Kötü siyasetçileri ise iki guruba ayırmak mümkün: Bilgisizliği, yetersiz eğitimi, tecrübesizliği
ve öngörüden uzak oluşuyla yanlış kararlara imza atarak devleti, beldeyi ve milleti
dış siyasette ve refah seviyesinde zor duruma sokanlar; bilgili, tecrübeli ve
yeterli eğitime sahip olduğu halde sadece kendi çıkarları doğrultusunda
kararlarla, her daim kişisel kazanca yönelik hareket ederken, devleti, beldeyi
ve milleti zor duruma sokanlar. Ancak, esasen kötü siyasetçinin de iyi bir yönü
vardır: Davranış şekilleri öngörülebilir. Bu durumda da akıllı seçmen tarafından,
sandık başında tedbir alınabilir.
Bir
de çirkin olarak tanımlanabilecek siyasetçi karakteri var. Çirkin siyasetçiyi
tanımlamak ise aslında sırat köprüsünden geçmek gibi ve günümüz siyasetinde
karşılaşılan davranış şekilleri, kimi zaman birbirine geçmiş görünümle,
aldatıcı algı yaratıyor. Genelde çirkin olarak tanımlanabilecek olan siyasetçi,
karanlık, dalavere, şüphe içeren davranış şekillerini her an yapabilecek
karaktere sahiptir.

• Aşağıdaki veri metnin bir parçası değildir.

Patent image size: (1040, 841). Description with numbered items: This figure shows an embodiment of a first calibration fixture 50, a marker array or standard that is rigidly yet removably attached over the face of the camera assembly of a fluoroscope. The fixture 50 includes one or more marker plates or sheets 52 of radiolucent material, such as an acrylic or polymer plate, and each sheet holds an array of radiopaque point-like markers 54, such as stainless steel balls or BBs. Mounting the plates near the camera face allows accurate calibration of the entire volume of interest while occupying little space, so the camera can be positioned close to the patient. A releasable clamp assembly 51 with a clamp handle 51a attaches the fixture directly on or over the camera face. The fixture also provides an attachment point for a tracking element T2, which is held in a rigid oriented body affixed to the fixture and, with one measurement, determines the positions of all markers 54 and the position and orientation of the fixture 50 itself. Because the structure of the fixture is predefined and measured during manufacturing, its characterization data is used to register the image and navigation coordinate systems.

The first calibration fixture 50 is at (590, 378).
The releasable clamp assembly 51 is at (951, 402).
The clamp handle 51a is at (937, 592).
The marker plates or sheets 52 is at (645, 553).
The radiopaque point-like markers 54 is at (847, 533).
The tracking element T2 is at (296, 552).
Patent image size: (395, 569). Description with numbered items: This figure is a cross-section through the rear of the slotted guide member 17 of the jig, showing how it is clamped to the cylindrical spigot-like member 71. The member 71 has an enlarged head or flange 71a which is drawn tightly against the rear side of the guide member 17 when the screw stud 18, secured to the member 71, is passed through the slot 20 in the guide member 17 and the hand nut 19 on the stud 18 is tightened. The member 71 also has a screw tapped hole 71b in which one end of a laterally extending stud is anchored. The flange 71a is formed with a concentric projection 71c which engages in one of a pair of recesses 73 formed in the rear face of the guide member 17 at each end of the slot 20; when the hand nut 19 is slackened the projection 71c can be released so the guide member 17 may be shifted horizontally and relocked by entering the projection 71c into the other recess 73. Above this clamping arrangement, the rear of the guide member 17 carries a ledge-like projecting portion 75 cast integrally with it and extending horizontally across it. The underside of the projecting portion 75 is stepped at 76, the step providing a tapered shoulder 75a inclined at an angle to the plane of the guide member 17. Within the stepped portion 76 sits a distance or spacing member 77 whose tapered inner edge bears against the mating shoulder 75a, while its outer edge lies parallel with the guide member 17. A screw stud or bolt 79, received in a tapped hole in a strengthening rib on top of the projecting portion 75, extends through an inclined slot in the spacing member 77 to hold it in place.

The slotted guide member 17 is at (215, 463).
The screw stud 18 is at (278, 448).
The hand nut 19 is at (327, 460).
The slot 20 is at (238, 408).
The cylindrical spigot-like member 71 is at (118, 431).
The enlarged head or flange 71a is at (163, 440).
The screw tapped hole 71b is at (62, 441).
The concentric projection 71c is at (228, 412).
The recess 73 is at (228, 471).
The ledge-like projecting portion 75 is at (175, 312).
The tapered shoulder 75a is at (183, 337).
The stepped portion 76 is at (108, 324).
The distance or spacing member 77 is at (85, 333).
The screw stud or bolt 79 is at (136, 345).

Çirkin olarak tanımlanabilecek siyasetçi, önce kendini
düşünürken, çıkarları doğrultusunda, yaptığı her eylemi makyavelist yaklaşımla
doğru kabul eder. Olumlu eleştirilerdense, olumsuz eleştirilerle doğrudan
rakiplerini silmeyi hedefler. Belirli bir ideolojisi de yoktur ve kendi
çıkarları doğrultusunda, kendince düzenlediği retorikle, kendince bir ideoloji
oluşturmaya çalışır. Siyaseten sıkıştığında, ani yön değiştirmekten çekinmez ve
her dönemin adamı söylemine uygun karakter yapısını benimser. Acıması yoktur.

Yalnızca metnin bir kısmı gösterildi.